For a Democrat in the White House, that would have been a given. For Democrats, conservatives are daily political target practice. And we have had some GOP presidents – or RINOs – who have been weak in upholding bedrock principles of America's conservative party. John McCain, however, transcended the cowardice of the Republican Party's "scared rabbits."

The Arizona lawmaker, it is apparent, stabbed conservatives in the back when he cast a deciding vote that killed the party's number one pledge to block socialized medicine in the United States – or "Obamacare." He performed this kick in the teeth to his fellow Republicans with political malice aforethought. What else could have been his motive? To spite President Trump? What constructive purpose did that serve? Some Americans may have disagreed with the president's comment that he preferred military heroes who don't end up being captured – but for that, this angry senator was willing to gamble with the possibility that in decades to come, generations may be consigned to an ineffectual health care system that could cost innocent lives. And for what? All because John McCain had a personal mad-on?
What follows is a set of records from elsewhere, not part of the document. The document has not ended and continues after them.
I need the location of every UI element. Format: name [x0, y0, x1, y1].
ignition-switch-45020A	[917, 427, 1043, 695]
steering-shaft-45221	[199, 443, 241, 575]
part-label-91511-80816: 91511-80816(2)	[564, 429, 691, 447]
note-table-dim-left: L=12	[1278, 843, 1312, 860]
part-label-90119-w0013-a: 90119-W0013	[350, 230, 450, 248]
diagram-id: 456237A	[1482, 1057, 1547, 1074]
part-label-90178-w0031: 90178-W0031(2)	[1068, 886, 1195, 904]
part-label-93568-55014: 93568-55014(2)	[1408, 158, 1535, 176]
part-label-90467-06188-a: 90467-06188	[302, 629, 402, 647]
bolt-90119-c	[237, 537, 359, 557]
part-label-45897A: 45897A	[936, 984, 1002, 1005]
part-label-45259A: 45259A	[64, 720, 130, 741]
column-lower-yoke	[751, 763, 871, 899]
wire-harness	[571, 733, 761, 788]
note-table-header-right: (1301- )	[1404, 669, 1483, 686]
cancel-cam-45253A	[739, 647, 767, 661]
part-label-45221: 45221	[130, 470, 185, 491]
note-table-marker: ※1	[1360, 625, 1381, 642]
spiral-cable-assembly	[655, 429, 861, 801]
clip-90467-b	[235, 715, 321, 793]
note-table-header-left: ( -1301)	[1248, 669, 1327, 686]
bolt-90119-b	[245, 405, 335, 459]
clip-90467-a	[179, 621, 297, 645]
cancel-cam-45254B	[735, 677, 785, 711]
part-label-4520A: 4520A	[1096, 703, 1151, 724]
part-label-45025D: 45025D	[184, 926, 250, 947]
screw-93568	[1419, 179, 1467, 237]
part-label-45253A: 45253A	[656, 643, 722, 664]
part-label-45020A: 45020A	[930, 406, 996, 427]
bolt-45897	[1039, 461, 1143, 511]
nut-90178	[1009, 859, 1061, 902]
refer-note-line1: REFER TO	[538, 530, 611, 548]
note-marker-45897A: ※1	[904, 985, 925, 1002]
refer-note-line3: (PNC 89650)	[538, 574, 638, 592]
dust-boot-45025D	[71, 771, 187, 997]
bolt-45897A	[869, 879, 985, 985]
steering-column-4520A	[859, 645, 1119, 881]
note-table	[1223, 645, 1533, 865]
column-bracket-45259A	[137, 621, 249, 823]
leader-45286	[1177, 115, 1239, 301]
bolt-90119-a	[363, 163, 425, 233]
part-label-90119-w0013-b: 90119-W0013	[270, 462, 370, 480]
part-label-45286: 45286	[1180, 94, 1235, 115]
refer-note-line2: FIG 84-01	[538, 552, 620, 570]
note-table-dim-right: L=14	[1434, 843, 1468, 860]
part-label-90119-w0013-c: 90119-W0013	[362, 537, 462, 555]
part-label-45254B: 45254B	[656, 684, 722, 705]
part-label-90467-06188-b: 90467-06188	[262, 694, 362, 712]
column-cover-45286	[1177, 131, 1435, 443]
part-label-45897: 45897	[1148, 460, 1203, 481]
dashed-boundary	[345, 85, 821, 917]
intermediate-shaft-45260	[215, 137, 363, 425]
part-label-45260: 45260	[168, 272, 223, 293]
Is all this the result of pure personal pique against conservatism, per se? Consider this: It now turns out that, unbeknownst to the public at the time, McCain collaborated with the Obama administration in its efforts to silence the right of organized conservatives to be heard in the public square. Moreover, apparently to shield this effort on his part from the public, the senator worked through an intermediary answerable to him. The plot was to harass conservative organizations.

All so personal

Then of course, there is the circumstance that while most celebrity funerals are noted for the list of their attendees, the John McCain funeral – on his advance orders – was noted for the list of those who were excluded, not only critics, but even some campaign operatives. Then there are stories of his messy divorce and the cruelty to his first wife, and the agonizing sorrow and abandonment not just of her, but also their children who lost their father from their lives. Others have covered those issues in depth. We here quote the following published comments:

From veteran Ted Sampley, who fought with U.S. Special forces in Vietnam: "I have been following John McCain's career for nearly 20 years. I know him personally. There is something wrong with this guy, and let me tell you what it is....deceit."

From Ross Perot, who paid medical bills for McCain's first wife, Carol: "The American people have been taken in by a man who is unusually slick and cruel, even by the standards of modern politics. McCain is the classic opportunist.... This is a guy who makes such a big deal about his character. Yet he has no character. He is a fake."

In conclusion

McCain has gone to the next world to meet whatever fate awaits. Few politicians have left behind such an extremely mixed legacy. But the one-sided glorification of his tenure here on earth right after his departure has been crying out for some balance.